The new proposal brings a solution postulated in 2019. This new solution could get applied to DLC contracts in Bitcoin.
Bitcoin keeps going through more upgrades, and this time a proposal aims at improving the way of spending bitcoins (BTC) deposited in a contract.
Smart contracts have been lurking around Bitcoin for years. They do not count on the complexity of the contracts that operate on the Ethereum network, but they give some payment conditions that show how the BTC will get spent.
Among these cases, users can see the pay-to-contract (P2C) or payment to the contract. With P2C, a contract sets up its procedures between the payer and the receiver under a public signature. According to the policies of this contract, both parties can corroborate that the payment happened successfully just by presenting their public key.
However, to meet a completion for this payment, the receiver, who owns the payment’s UTXO, needs the hash of such transaction and his private key to spend the BTC. In a new proposal brought by Maxim Orlovsky, the hash adheres to a partially signed transaction (PSBT) that will permit the process of creating the transaction inside the P2C contract and its signature to get along in separate ways.
The proposal gets rooted in a postulate made by the programmer Andrew Poelstra aiming at the P2C optimization for payments in 2019.
The most prominent benefit of this improvement resides in security and privacy. With payment through a P2C contract and allowing PSBT signatures. Users can also spend the BTC acquired, and sign with hardware wallets without the need to put the private key in danger.

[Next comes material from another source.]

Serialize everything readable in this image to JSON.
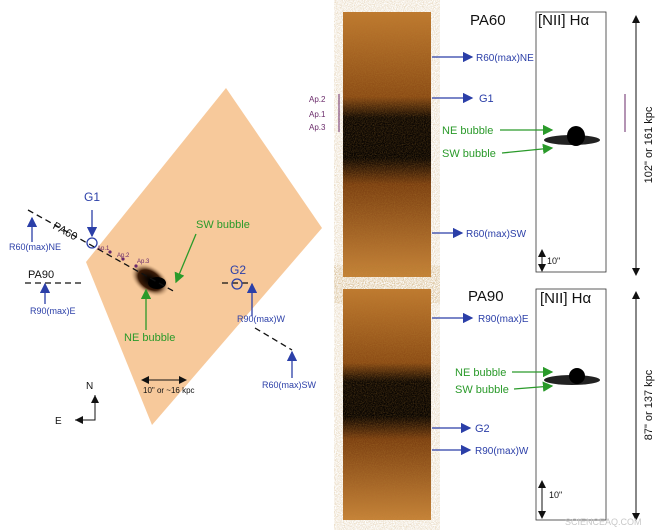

This improvement is, at the time, only a proposal under debate. This proposal does not appear on the list of Bitcoin Improvement Proposals or BIPs yet.
In the BIP procedures, right after the starting point of the discussion, a draft gets considered and adhered to the list of proposals. This proposal subsequently receives approval or it simply gets rejected and forgotten by the community. If it gets approved, a soft fork would appear and set up its procedures to achieve its final implementation in Bitcoin.
Smart Contracts in Bitcoin are Becoming More Complex Now
P2Cs are not the first smart contracts that work on Bitcoin. Last year, news came to light about how, through discreet logging contracts, oracles gained the ability to operate within the network. These oracles could range from sports betting systems to trading BTC futures contracts.
It is worth considering that smart contracts are the foundation stone for the operation of decentralized finance. Unlike Bitcoin, Ethereum brings the creation of complex contracts due to its language. However, with Taproot, the Sapio programming language also came to light, which could bring up chances of seeing more complex DeFi platforms in Bitcoin.
Leading programmer in the Bitcoin ecosystem, Jimmy Song, has spoken about how Taproot could activate improvements by conditioning how BTC got spent.